Das bisher größte Erfolgserlebnis der Geschwister bei Trigema war ein T-Shirt, das sie zwischen dem Halbfinale und dem Titel-Gewinn der deutschen Nationalelf bei der Fußball-WM in Brasilien kreierten und nach dem Sieg gegen Argentinien blitzschnell über das Internet auf den Markt warfen. Die Idee für den Aufdruck „Wir können alles, auch Weltmeister“ hatte Wolfgang, die Platzierung auf der Web-Site besorgte Bonita. Mehrere Tausend Stück à 29 Euro habe Trigema in wenigen Tagen verkauft. „Das konnten wir nur“, sagt Bonita, weil wir in Deutschland und auf Lager produzieren und damit sehr flexibel sind.“ Als Nächstes darf sie den Online-Verkauf von Trigema-Shirts in China betreuen, den Grupp gerade perfekt gemacht hat.
Kinder als Konzernlenker
Doch was bringen die beiden Fabrikantenkinder mit, um einmal Trigema zu führen, außer Englisch wie Muttersprachler zu beherrschen, Master-Arbeiten über die Textilindustrie verfasst zu haben und Vater und Mutter abgöttisch zu lieben? Diese Kernfrage kann kein stundenlanges Gespräch, keine Begegnung am Arbeitsplatz und vermutlich nicht einmal der Vater oder die Mutter sicher beantworten. Belastbare Hinweise können eher diejenigen geben, die Wolfgang und Bonita über Jahre begleiteten und Momente erlebten, die nur sie mit ihnen teilten.
Huma Kabakci, 24, ist die Tochter eines reichen türkischen Kunstsammlers. Fast acht Jahre verbrachte sie mit Bonita, von 2004 im Internat in der Schweiz bis zum Ende des Studiums in London 2013. Bonita pflege ein „sehr gesundes Verhältnis“ zu Bruder Wolfgang und zeichne sich durch außergewöhnliche Empathie aus. „Als mein Vater 2009 starb, war Bonita immer für mich da“, sagt Kabakci. Sie besitze einen „starken Charakter“ und die „Fähigkeit, zu integrieren“. Als Bergführerin bei Wanderungen in den Alpen etwa habe sie „viel Feingefühl“ gegenüber Mitschülern bewiesen, sei aber auch „energisch und motivierend zugleich“ aufgetreten. Wenn Bonita von Trigema und dem Geschäft spreche, sei sie „sehr leidenschaftlich“, aber auch „very down to earth“, sehr geerdet, nicht vom angelsächsischen Kapitalismus infiziert. Wer sie kenne, spüre die „Verwurzelung in den Anschauungen des Vaters“.

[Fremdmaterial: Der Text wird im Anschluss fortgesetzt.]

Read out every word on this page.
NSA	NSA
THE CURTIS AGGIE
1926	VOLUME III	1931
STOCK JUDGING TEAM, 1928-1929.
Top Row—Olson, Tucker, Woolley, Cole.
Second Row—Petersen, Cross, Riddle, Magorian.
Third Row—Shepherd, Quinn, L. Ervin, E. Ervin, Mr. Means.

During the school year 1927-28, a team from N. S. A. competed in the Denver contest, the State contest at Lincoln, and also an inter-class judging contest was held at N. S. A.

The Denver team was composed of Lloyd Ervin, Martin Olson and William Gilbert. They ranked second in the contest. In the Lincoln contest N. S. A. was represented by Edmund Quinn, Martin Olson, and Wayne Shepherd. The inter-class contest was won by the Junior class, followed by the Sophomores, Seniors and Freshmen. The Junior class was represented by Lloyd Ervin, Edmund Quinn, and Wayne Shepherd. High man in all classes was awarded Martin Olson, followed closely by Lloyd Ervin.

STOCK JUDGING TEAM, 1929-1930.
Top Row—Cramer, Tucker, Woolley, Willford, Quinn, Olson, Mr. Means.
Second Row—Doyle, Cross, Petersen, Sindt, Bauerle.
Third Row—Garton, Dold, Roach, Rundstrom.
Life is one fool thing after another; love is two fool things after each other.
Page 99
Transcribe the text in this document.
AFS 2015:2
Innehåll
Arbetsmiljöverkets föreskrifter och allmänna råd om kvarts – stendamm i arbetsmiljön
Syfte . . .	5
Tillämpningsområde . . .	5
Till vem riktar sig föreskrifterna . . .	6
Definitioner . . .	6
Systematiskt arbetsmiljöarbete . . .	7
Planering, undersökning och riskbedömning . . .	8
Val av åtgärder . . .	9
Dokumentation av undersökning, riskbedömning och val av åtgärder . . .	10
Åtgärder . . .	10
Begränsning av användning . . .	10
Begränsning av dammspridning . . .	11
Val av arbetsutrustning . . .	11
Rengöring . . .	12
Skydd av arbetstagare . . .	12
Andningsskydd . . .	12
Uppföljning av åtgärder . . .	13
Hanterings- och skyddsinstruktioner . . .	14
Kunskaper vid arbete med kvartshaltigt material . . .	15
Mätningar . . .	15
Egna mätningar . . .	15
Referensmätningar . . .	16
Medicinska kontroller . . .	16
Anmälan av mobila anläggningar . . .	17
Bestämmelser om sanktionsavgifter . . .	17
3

Charlotte de Brabandt, 27, kennt Bonita noch länger, seit 2001. Die Tochter zweier Gynäkologen aus Bielefeld, die inzwischen bei Porsche arbeitet, betont den Hang ihrer Freundin „zum Perfektionismus“. Seit Bonita sich für das Leben in Burladingen entschieden habe, sei sie die Woche über „komplett auf die Arbeit fokussiert“. Ebenso „komplett“ stehe sie „hinter ihrem Papa“, sagt de Brabandt, „ihr Vater ist ihr Idol“.
Auch an Wolfgang fällt langjährigen Weggefährten auf, wie sehr er „den Vater bewundert und zu ihm aufschaut“. Das sagt die Araberin Dania Champs, 23, die ihn erstmals 2002 im Internat traf. Er sei „super organisiert“, alles, was er anpacke, klappe. Der Franzose Anthony Comas, 23, hat fünf Jahre mit Wolfgang das Zimmer im Internat geteilt. Er findet, sein deutscher Freund mache „keine halben Sachen, immer alles zu 120 Prozent“. Die Entscheidung, nach der Schweiz und London „gleich nach Burladingen gegangen zu sein“, sei allerdings „sehr mutig“ gewesen.